Forty-five-year-old James Cromitie was struggling to make ends meet when, in 2009, FBI informant Hussain offered him as much as $250,000 to carry out a plot which Hussain—who also went by “Maqsood”—had constructed on his own.

[snip]

The informant proposed to lend Hossain $50,000 in cash so long as he paid  him back $2,000 monthly until he had paid back $45,000.

Which is particularly important because many of these guys are quite poor (and couldn’t even afford to commit the crimes they’re accused of).

At the time he was in contact with the informant and the undercover [agent] he was living at home with his parents in Ashland and he didn’t have a car, he didn’t have any money and he didn’t have a driver’s license because he owed $100 and he didn’t have $100 to pay off the fine. In various parts of the investigation he didn’t have a laptop and he didn’t have a cellphone. At one point the informant gave him a cell phone.

And some of these crimes (the very notable exceptions in the HRW report include two material support cases, both of which are close calls on charity designations, but which involved very large sums, $13 million a year in the case of Holy Land Foundation) involve relatively minscule sums.

According to the prosecution, Mirza was the ringleader in collecting around $1,000—provided by the FBI agents and co-defendant Williams—that he handed to a middleman with the intent that it go to families of Taliban fighters.

So one theme of the HRW report is we’re spending huge amounts entrapping what are often poor young men in miniscule crimes so taxpayers can pay $29,000 a year to keep them incarcerated for decades.

These are the stakes for what Rascoff calls a “luxury.” At a time of self-imposed austerity, these stings are, indeed, a luxury.

Compare that to what happens to Bank of America, which engaged in “egregious” violations of bank reporting requirements for three years (and non-egregious ones for a fourth), thereby helping 10 drug kingpins launder their money. No one will go to jail. Bank of America doesn’t even have to admit wrong-doing. Instead, it will have to pay a $16.5 million fine, or just 0.14% of its net income last year.

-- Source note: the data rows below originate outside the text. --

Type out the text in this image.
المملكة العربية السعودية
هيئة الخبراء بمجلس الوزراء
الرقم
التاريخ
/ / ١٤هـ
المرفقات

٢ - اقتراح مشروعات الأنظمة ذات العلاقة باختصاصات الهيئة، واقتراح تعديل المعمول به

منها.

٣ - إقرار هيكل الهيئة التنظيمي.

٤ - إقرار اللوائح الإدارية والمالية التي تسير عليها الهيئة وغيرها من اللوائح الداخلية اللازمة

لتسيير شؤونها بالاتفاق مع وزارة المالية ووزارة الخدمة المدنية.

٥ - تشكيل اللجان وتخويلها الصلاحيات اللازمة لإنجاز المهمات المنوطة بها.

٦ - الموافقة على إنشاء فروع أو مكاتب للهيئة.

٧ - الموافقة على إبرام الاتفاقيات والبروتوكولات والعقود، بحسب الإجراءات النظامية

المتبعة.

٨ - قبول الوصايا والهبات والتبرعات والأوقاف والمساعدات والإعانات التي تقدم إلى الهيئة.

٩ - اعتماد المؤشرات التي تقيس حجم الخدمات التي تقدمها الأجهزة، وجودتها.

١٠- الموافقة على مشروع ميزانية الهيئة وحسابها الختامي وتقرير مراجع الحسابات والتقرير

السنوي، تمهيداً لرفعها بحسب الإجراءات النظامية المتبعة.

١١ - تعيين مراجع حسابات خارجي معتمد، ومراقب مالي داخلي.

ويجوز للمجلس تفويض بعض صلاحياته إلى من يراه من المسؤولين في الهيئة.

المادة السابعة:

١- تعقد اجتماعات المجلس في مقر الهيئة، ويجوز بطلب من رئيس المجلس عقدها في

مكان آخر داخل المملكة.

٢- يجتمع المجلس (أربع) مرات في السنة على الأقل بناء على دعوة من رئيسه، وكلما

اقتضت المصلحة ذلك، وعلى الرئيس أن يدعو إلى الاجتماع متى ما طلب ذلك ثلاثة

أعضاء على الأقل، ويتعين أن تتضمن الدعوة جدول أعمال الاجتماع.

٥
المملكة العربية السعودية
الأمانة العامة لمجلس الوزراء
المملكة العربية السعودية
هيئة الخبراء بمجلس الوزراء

This settlement came out of a Treasury investigation, not an FBI one.

But when DOJ’s Inspector General investigated what FBI did when it was given $196 million between 2009 and 2011 to investigate (penny ante) mortgage fraud, FBI’s focus on the issue actually decreased (and DOJ lied about its results). When FBI decided to try to investigate mortgage fraud proactively by using undercover operations, like it does terrorism and drugs, its agents just couldn’t figure out how to do so (in many cases Agents were never told of the effort), so the effort was dropped.

Banks commits crimes on a far grander scale than most of these sting targets. But FBI throws the big money at its counterterrorism stings, and not the banks leaching our economy of its vitality.

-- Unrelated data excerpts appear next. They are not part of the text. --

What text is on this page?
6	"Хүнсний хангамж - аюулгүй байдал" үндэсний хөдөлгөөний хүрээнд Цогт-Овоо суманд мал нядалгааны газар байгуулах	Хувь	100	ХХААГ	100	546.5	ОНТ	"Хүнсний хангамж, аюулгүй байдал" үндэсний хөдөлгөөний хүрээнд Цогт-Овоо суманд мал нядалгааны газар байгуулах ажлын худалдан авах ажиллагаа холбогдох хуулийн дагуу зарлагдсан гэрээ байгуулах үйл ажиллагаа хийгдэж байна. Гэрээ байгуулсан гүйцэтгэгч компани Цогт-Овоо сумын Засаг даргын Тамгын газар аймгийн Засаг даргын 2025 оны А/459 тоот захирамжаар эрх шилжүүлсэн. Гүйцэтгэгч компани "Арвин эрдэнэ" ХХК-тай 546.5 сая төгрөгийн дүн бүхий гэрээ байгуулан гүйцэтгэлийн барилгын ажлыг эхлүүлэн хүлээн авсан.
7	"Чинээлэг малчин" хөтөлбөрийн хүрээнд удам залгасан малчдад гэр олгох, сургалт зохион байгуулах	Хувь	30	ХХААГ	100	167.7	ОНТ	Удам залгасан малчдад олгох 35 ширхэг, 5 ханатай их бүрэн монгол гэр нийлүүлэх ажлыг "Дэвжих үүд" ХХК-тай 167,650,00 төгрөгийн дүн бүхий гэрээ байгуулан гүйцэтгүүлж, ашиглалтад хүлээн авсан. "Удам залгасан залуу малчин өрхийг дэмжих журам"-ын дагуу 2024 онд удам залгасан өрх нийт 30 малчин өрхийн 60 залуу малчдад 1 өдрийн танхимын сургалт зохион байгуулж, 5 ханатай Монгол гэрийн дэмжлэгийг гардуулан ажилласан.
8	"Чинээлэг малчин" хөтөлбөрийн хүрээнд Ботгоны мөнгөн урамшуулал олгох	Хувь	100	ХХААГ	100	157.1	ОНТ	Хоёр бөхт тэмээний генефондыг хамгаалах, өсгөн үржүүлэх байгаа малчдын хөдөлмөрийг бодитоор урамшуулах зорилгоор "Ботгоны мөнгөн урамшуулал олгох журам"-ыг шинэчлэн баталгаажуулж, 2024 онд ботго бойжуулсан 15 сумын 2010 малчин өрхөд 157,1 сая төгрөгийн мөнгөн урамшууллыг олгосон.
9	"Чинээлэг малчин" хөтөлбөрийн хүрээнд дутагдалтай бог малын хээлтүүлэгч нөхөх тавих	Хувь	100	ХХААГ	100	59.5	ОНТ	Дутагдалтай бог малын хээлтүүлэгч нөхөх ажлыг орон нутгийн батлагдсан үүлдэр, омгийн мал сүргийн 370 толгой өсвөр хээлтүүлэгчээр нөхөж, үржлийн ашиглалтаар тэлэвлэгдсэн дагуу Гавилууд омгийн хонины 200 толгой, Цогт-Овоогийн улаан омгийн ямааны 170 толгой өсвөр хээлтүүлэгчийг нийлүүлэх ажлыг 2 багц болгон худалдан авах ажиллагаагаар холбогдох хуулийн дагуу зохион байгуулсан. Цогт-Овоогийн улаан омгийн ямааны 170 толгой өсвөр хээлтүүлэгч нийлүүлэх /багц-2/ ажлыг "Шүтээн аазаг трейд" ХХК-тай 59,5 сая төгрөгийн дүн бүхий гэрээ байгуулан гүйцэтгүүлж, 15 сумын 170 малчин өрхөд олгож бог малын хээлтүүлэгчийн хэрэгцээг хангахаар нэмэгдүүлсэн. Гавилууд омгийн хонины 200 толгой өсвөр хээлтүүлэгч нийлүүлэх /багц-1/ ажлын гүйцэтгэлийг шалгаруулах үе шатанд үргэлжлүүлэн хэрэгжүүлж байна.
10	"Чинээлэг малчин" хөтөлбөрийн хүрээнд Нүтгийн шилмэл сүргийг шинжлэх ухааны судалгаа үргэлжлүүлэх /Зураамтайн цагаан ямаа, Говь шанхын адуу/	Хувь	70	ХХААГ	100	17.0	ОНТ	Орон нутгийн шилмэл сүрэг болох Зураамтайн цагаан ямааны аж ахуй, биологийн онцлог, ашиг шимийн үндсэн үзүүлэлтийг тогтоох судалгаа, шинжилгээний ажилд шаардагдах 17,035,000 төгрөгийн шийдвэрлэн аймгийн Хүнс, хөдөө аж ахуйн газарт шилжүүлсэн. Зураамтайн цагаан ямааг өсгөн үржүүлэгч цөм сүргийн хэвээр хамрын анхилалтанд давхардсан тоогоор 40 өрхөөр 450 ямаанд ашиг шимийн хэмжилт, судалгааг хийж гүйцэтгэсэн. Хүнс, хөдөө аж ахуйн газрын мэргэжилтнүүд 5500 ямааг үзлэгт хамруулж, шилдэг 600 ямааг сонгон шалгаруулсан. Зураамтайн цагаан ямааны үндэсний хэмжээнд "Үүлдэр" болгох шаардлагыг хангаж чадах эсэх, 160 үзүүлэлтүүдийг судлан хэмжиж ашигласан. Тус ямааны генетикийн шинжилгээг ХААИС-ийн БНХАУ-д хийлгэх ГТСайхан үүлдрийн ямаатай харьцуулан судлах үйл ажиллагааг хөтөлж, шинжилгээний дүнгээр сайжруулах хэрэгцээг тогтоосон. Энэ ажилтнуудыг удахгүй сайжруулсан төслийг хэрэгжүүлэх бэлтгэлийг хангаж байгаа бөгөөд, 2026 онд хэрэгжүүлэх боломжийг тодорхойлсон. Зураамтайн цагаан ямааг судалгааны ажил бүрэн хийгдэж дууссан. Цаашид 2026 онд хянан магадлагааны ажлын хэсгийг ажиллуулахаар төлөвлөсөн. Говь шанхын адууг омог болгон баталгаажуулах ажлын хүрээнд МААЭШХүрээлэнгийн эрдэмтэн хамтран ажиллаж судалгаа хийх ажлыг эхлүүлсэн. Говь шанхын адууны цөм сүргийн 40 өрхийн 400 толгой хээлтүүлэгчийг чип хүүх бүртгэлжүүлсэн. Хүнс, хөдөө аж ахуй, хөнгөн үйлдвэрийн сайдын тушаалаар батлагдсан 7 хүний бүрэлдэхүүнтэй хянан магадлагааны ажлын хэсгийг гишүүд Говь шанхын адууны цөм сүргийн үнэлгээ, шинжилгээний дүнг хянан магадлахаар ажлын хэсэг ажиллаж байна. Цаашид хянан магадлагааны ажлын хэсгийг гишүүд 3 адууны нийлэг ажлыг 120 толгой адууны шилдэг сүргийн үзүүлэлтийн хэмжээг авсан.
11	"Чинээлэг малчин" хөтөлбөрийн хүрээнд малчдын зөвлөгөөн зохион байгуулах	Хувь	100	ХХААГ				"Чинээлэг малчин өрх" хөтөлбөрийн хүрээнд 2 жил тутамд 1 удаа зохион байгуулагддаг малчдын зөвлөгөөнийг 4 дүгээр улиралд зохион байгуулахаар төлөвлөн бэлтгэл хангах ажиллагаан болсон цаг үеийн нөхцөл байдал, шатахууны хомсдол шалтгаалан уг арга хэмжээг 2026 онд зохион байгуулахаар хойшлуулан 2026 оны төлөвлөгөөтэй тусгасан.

Rascoff accuses HRW’s and similar interventions of being one-dimensional.

[F]or all the important questions about official practices that critics raise, they have tended to ignore some hard questions about the use of stings and the tradeoffs they entail.Instead, their interventions have an exaggerated, one-dimensional quality to them.

But he himself is guilty of his own crime. Because every kid the FBI entraps in a $240,000 sting may represent an actual completed bank crime that will never be investigated. It represents an opportunity cost. The choice is not just sting or no sting or (more accurately, as David Cole points out) sting or community outreach and cooperation.

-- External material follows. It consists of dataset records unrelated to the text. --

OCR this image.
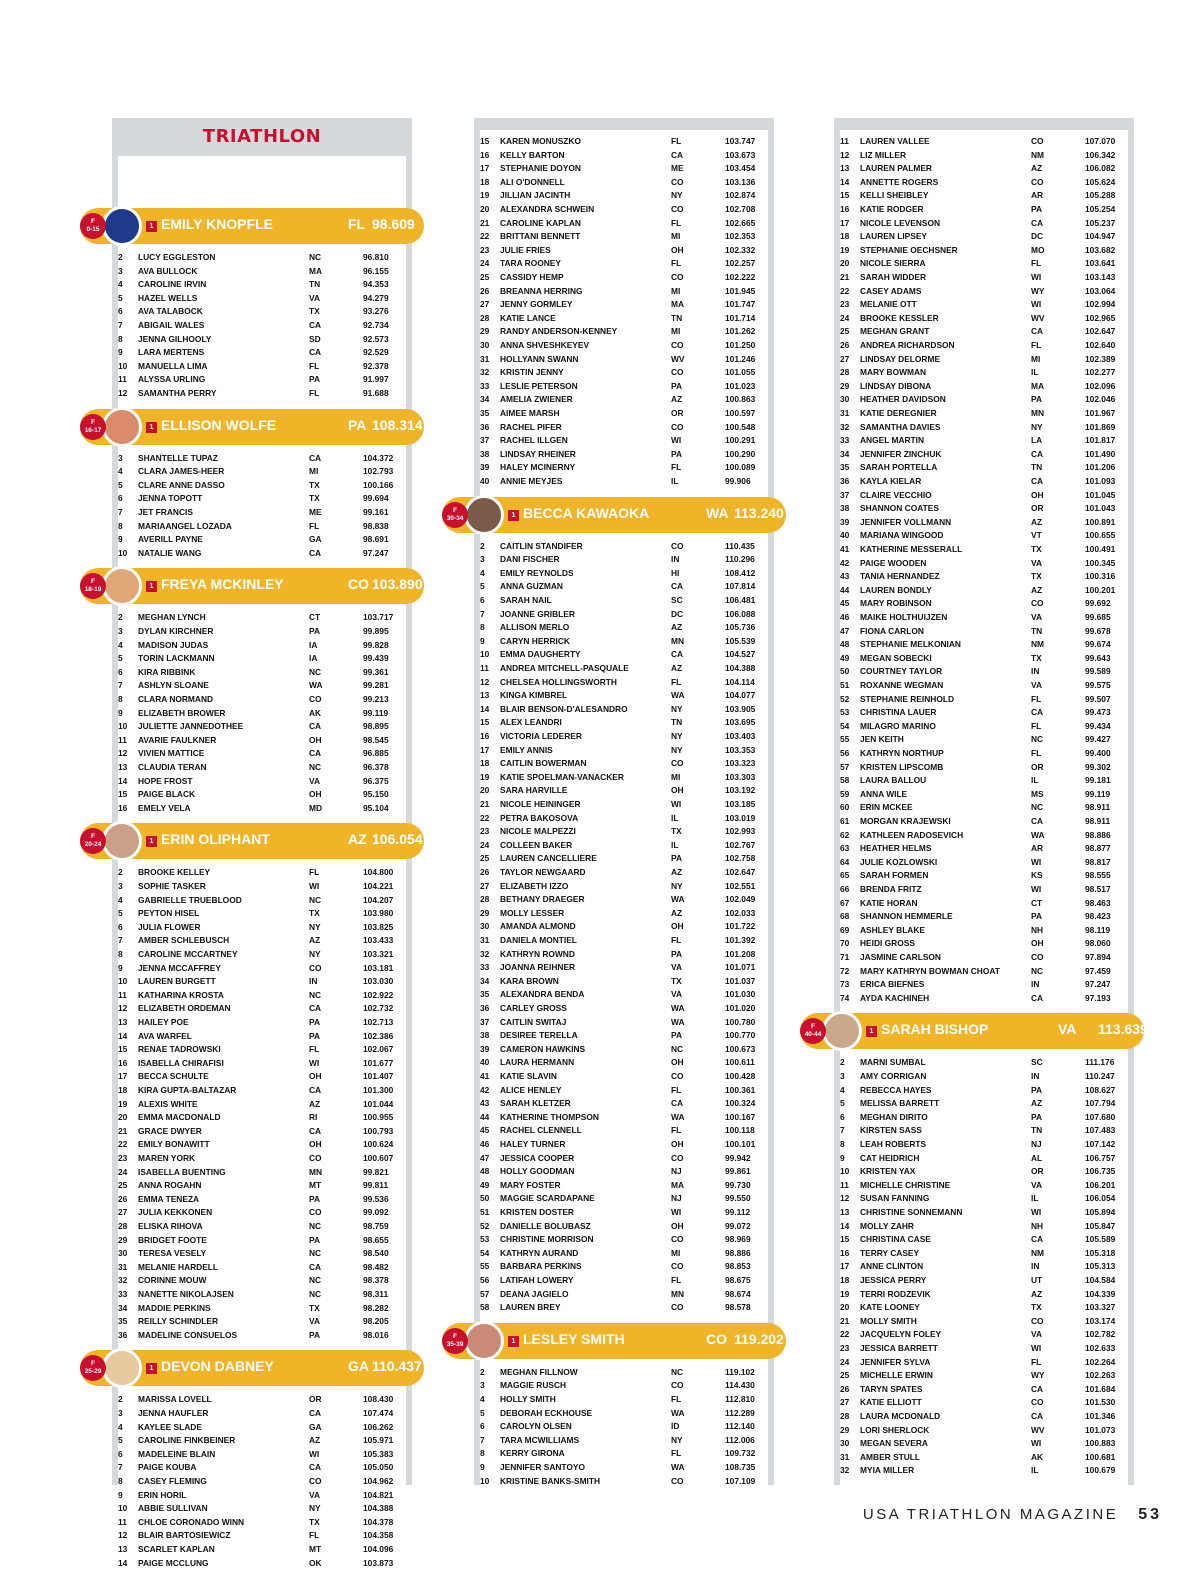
TRIATHLON
F
0-15	1 EMILY KNOPFLE	FL 98.609
2	LUCY EGGLESTON	NC	96.810
3	AVA BULLOCK	MA	96.155
4	CAROLINE IRVIN	TN	94.353
5	HAZEL WELLS	VA	94.279
6	AVA TALABOCK	TX	93.276
7	ABIGAIL WALES	CA	92.734
8	JENNA GILHOOLY	SD	92.573
9	LARA MERTENS	CA	92.529
10	MANUELLA LIMA	FL	92.378
11	ALYSSA URLING	PA	91.997
12	SAMANTHA PERRY	FL	91.688
F
16-17	1 ELLISON WOLFE	PA 108.314
3	SHANTELLE TUPAZ	CA	104.372
4	CLARA JAMES-HEER	MI	102.793
5	CLARE ANNE DASSO	TX	100.166
6	JENNA TOPOTT	TX	99.694
7	JET FRANCIS	ME	99.161
8	MARIAANGEL LOZADA	FL	98.838
9	AVERILL PAYNE	GA	98.691
10	NATALIE WANG	CA	97.247
F
18-19	1 FREYA MCKINLEY	CO 103.890
2	MEGHAN LYNCH	CT	103.717
3	DYLAN KIRCHNER	PA	99.895
4	MADISON JUDAS	IA	99.828
5	TORIN LACKMANN	IA	99.439
6	KIRA RIBBINK	NC	99.361
7	ASHLYN SLOANE	WA	99.281
8	CLARA NORMAND	CO	99.213
9	ELIZABETH BROWER	AK	99.119
10	JULIETTE JANNEDOTHEE	CA	98.895
11	AVARIE FAULKNER	OH	98.545
12	VIVIEN MATTICE	CA	96.885
13	CLAUDIA TERAN	NC	96.378
14	HOPE FROST	VA	96.375
15	PAIGE BLACK	OH	95.150
16	EMELY VELA	MD	95.104
F
20-24	1 ERIN OLIPHANT	AZ 106.054
2	BROOKE KELLEY	FL	104.800
3	SOPHIE TASKER	WI	104.221
4	GABRIELLE TRUEBLOOD	NC	104.207
5	PEYTON HISEL	TX	103.980
6	JULIA FLOWER	NY	103.825
7	AMBER SCHLEBUSCH	AZ	103.433
8	CAROLINE MCCARTNEY	NY	103.321
9	JENNA MCCAFFREY	CO	103.181
10	LAUREN BURGETT	IN	103.030
11	KATHARINA KROSTA	NC	102.922
12	ELIZABETH ORDEMAN	CA	102.732
13	HAILEY POE	PA	102.713
14	AVA WARFEL	PA	102.386
15	RENAE TADROWSKI	FL	102.067
16	ISABELLA CHIRAFISI	WI	101.677
17	BECCA SCHULTE	OH	101.407
18	KIRA GUPTA-BALTAZAR	CA	101.300
19	ALEXIS WHITE	AZ	101.044
20	EMMA MACDONALD	RI	100.955
21	GRACE DWYER	CA	100.793
22	EMILY BONAWITT	OH	100.624
23	MAREN YORK	CO	100.607
24	ISABELLA BUENTING	MN	99.821
25	ANNA ROGAHN	MT	99.811
26	EMMA TENEZA	PA	99.536
27	JULIA KEKKONEN	CO	99.092
28	ELISKA RIHOVA	NC	98.759
29	BRIDGET FOOTE	PA	98.655
30	TERESA VESELY	NC	98.540
31	MELANIE HARDELL	CA	98.482
32	CORINNE MOUW	NC	98.378
33	NANETTE NIKOLAJSEN	NC	98.311
34	MADDIE PERKINS	TX	98.282
35	REILLY SCHINDLER	VA	98.205
36	MADELINE CONSUELOS	PA	98.016
F
25-29	1 DEVON DABNEY	GA 110.437
2	MARISSA LOVELL	OR	108.430
3	JENNA HAUFLER	CA	107.474
4	KAYLEE SLADE	GA	106.262
5	CAROLINE FINKBEINER	AZ	105.971
6	MADELEINE BLAIN	WI	105.383
7	PAIGE KOUBA	CA	105.050
8	CASEY FLEMING	CO	104.962
9	ERIN HORIL	VA	104.821
10	ABBIE SULLIVAN	NY	104.388
11	CHLOE CORONADO WINN	TX	104.378
12	BLAIR BARTOSIEWICZ	FL	104.358
13	SCARLET KAPLAN	MT	104.096
14	PAIGE MCCLUNG	OK	103.873
15	KAREN MONUSZKO	FL	103.747
16	KELLY BARTON	CA	103.673
17	STEPHANIE DOYON	ME	103.454
18	ALI O'DONNELL	CO	103.136
19	JILLIAN JACINTH	NY	102.874
20	ALEXANDRA SCHWEIN	CO	102.708
21	CAROLINE KAPLAN	FL	102.665
22	BRITTANI BENNETT	MI	102.353
23	JULIE FRIES	OH	102.332
24	TARA ROONEY	FL	102.257
25	CASSIDY HEMP	CO	102.222
26	BREANNA HERRING	MI	101.945
27	JENNY GORMLEY	MA	101.747
28	KATIE LANCE	TN	101.714
29	RANDY ANDERSON-KENNEY	MI	101.262
30	ANNA SHVESHKEYEV	CO	101.250
31	HOLLYANN SWANN	WV	101.246
32	KRISTIN JENNY	CO	101.055
33	LESLIE PETERSON	PA	101.023
34	AMELIA ZWIENER	AZ	100.863
35	AIMEE MARSH	OR	100.597
36	RACHEL PIFER	CO	100.548
37	RACHEL ILLGEN	WI	100.291
38	LINDSAY RHEINER	PA	100.290
39	HALEY MCINERNY	FL	100.089
40	ANNIE MEYJES	IL	99.906
F
30-34	1 BECCA KAWAOKA	WA 113.240
2	CAITLIN STANDIFER	CO	110.435
3	DANI FISCHER	IN	110.296
4	EMILY REYNOLDS	HI	108.412
5	ANNA GUZMAN	CA	107.814
6	SARAH NAIL	SC	106.481
7	JOANNE GRIBLER	DC	106.088
8	ALLISON MERLO	AZ	105.736
9	CARYN HERRICK	MN	105.539
10	EMMA DAUGHERTY	CA	104.527
11	ANDREA MITCHELL-PASQUALE	AZ	104.388
12	CHELSEA HOLLINGSWORTH	FL	104.114
13	KINGA KIMBREL	WA	104.077
14	BLAIR BENSON-D'ALESANDRO	NY	103.905
15	ALEX LEANDRI	TN	103.695
16	VICTORIA LEDERER	NY	103.403
17	EMILY ANNIS	NY	103.353
18	CAITLIN BOWERMAN	CO	103.323
19	KATIE SPOELMAN-VANACKER	MI	103.303
20	SARA HARVILLE	OH	103.192
21	NICOLE HEININGER	WI	103.185
22	PETRA BAKOSOVA	IL	103.019
23	NICOLE MALPEZZI	TX	102.993
24	COLLEEN BAKER	IL	102.767
25	LAUREN CANCELLIERE	PA	102.758
26	TAYLOR NEWGAARD	AZ	102.647
27	ELIZABETH IZZO	NY	102.551
28	BETHANY DRAEGER	WA	102.049
29	MOLLY LESSER	AZ	102.033
30	AMANDA ALMOND	OH	101.722
31	DANIELA MONTIEL	FL	101.392
32	KATHRYN ROWND	PA	101.208
33	JOANNA REIHNER	VA	101.071
34	KARA BROWN	TX	101.037
35	ALEXANDRA BENDA	VA	101.030
36	CARLEY GROSS	WA	101.020
37	CAITLIN SWITAJ	WA	100.780
38	DESIREE TERELLA	PA	100.770
39	CAMERON HAWKINS	NC	100.673
40	LAURA HERMANN	OH	100.611
41	KATIE SLAVIN	CO	100.428
42	ALICE HENLEY	FL	100.361
43	SARAH KLETZER	CA	100.324
44	KATHERINE THOMPSON	WA	100.167
45	RACHEL CLENNELL	FL	100.118
46	HALEY TURNER	OH	100.101
47	JESSICA COOPER	CO	99.942
48	HOLLY GOODMAN	NJ	99.861
49	MARY FOSTER	MA	99.730
50	MAGGIE SCARDAPANE	NJ	99.550
51	KRISTEN DOSTER	WI	99.112
52	DANIELLE BOLUBASZ	OH	99.072
53	CHRISTINE MORRISON	CO	98.969
54	KATHRYN AURAND	MI	98.886
55	BARBARA PERKINS	CO	98.853
56	LATIFAH LOWERY	FL	98.675
57	DEANA JAGIELO	MN	98.674
58	LAUREN BREY	CO	98.578
F
35-39	1 LESLEY SMITH	CO 119.202
2	MEGHAN FILLNOW	NC	119.102
3	MAGGIE RUSCH	CO	114.430
4	HOLLY SMITH	FL	112.810
5	DEBORAH ECKHOUSE	WA	112.289
6	CAROLYN OLSEN	ID	112.140
7	TARA MCWILLIAMS	NY	112.006
8	KERRY GIRONA	FL	109.732
9	JENNIFER SANTOYO	WA	108.735
10	KRISTINE BANKS-SMITH	CO	107.109
11	LAUREN VALLEE	CO	107.070
12	LIZ MILLER	NM	106.342
13	LAUREN PALMER	AZ	106.082
14	ANNETTE ROGERS	CO	105.624
15	KELLI SHEIBLEY	AR	105.288
16	KATIE RODGER	PA	105.254
17	NICOLE LEVENSON	CA	105.237
18	LAUREN LIPSEY	DC	104.947
19	STEPHANIE OECHSNER	MO	103.682
20	NICOLE SIERRA	FL	103.641
21	SARAH WIDDER	WI	103.143
22	CASEY ADAMS	WY	103.064
23	MELANIE OTT	WI	102.994
24	BROOKE KESSLER	WV	102.965
25	MEGHAN GRANT	CA	102.647
26	ANDREA RICHARDSON	FL	102.640
27	LINDSAY DELORME	MI	102.389
28	MARY BOWMAN	IL	102.277
29	LINDSAY DIBONA	MA	102.096
30	HEATHER DAVIDSON	PA	102.046
31	KATIE DEREGNIER	MN	101.967
32	SAMANTHA DAVIES	NY	101.869
33	ANGEL MARTIN	LA	101.817
34	JENNIFER ZINCHUK	CA	101.490
35	SARAH PORTELLA	TN	101.206
36	KAYLA KIELAR	CA	101.093
37	CLAIRE VECCHIO	OH	101.045
38	SHANNON COATES	OR	101.043
39	JENNIFER VOLLMANN	AZ	100.891
40	MARIANA WINGOOD	VT	100.655
41	KATHERINE MESSERALL	TX	100.491
42	PAIGE WOODEN	VA	100.345
43	TANIA HERNANDEZ	TX	100.316
44	LAUREN BONDLY	AZ	100.201
45	MARY ROBINSON	CO	99.692
46	MAIKE HOLTHUIJZEN	VA	99.685
47	FIONA CARLON	TN	99.678
48	STEPHANIE MELKONIAN	NM	99.674
49	MEGAN SOBECKI	TX	99.643
50	COURTNEY TAYLOR	IN	99.589
51	ROXANNE WEGMAN	VA	99.575
52	STEPHANIE REINHOLD	FL	99.507
53	CHRISTINA LAUER	CA	99.473
54	MILAGRO MARINO	FL	99.434
55	JEN KEITH	NC	99.427
56	KATHRYN NORTHUP	FL	99.400
57	KRISTEN LIPSCOMB	OR	99.302
58	LAURA BALLOU	IL	99.181
59	ANNA WILE	MS	99.119
60	ERIN MCKEE	NC	98.911
61	MORGAN KRAJEWSKI	CA	98.911
62	KATHLEEN RADOSEVICH	WA	98.886
63	HEATHER HELMS	AR	98.877
64	JULIE KOZLOWSKI	WI	98.817
65	SARAH FORMEN	KS	98.555
66	BRENDA FRITZ	WI	98.517
67	KATIE HORAN	CT	98.463
68	SHANNON HEMMERLE	PA	98.423
69	ASHLEY BLAKE	NH	98.119
70	HEIDI GROSS	OH	98.060
71	JASMINE CARLSON	CO	97.894
72	MARY KATHRYN BOWMAN CHOAT	NC	97.459
73	ERICA BIEFNES	IN	97.247
74	AYDA KACHINEH	CA	97.193
F
40-44	1 SARAH BISHOP	VA 113.639
2	MARNI SUMBAL	SC	111.176
3	AMY CORRIGAN	IN	110.247
4	REBECCA HAYES	PA	108.627
5	MELISSA BARRETT	AZ	107.794
6	MEGHAN DIRITO	PA	107.680
7	KIRSTEN SASS	TN	107.483
8	LEAH ROBERTS	NJ	107.142
9	CAT HEIDRICH	AL	106.757
10	KRISTEN YAX	OR	106.735
11	MICHELLE CHRISTINE	VA	106.201
12	SUSAN FANNING	IL	106.054
13	CHRISTINE SONNEMANN	WI	105.894
14	MOLLY ZAHR	NH	105.847
15	CHRISTINA CASE	CA	105.589
16	TERRY CASEY	NM	105.318
17	ANNE CLINTON	IN	105.313
18	JESSICA PERRY	UT	104.584
19	TERRI RODZEVIK	AZ	104.339
20	KATE LOONEY	TX	103.327
21	MOLLY SMITH	CO	103.174
22	JACQUELYN FOLEY	VA	102.782
23	JESSICA BARRETT	WI	102.633
24	JENNIFER SYLVA	FL	102.264
25	MICHELLE ERWIN	WY	102.263
26	TARYN SPATES	CA	101.684
27	KATIE ELLIOTT	CO	101.530
28	LAURA MCDONALD	CA	101.346
29	LORI SHERLOCK	WV	101.073
30	MEGAN SEVERA	WI	100.883
31	AMBER STULL	AK	100.681
32	MYIA MILLER	IL	100.679
USA TRIATHLON MAGAZINE 53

Rather, the choice is also between manufacturing crimes to achieve counterterrorism numbers or investigating real financial crimes that are devastating communities.

So long as we fail to see that tradeoff, we fail to address one major source of the economic malaise that fuels other crimes.

Ignoring bank crimes is, truly, something we don’t have the luxury of doing. Nevertheless, we continue to choose to go on doing so, even while engaging in these “luxurious” counterterrorism stings that accomplish so little.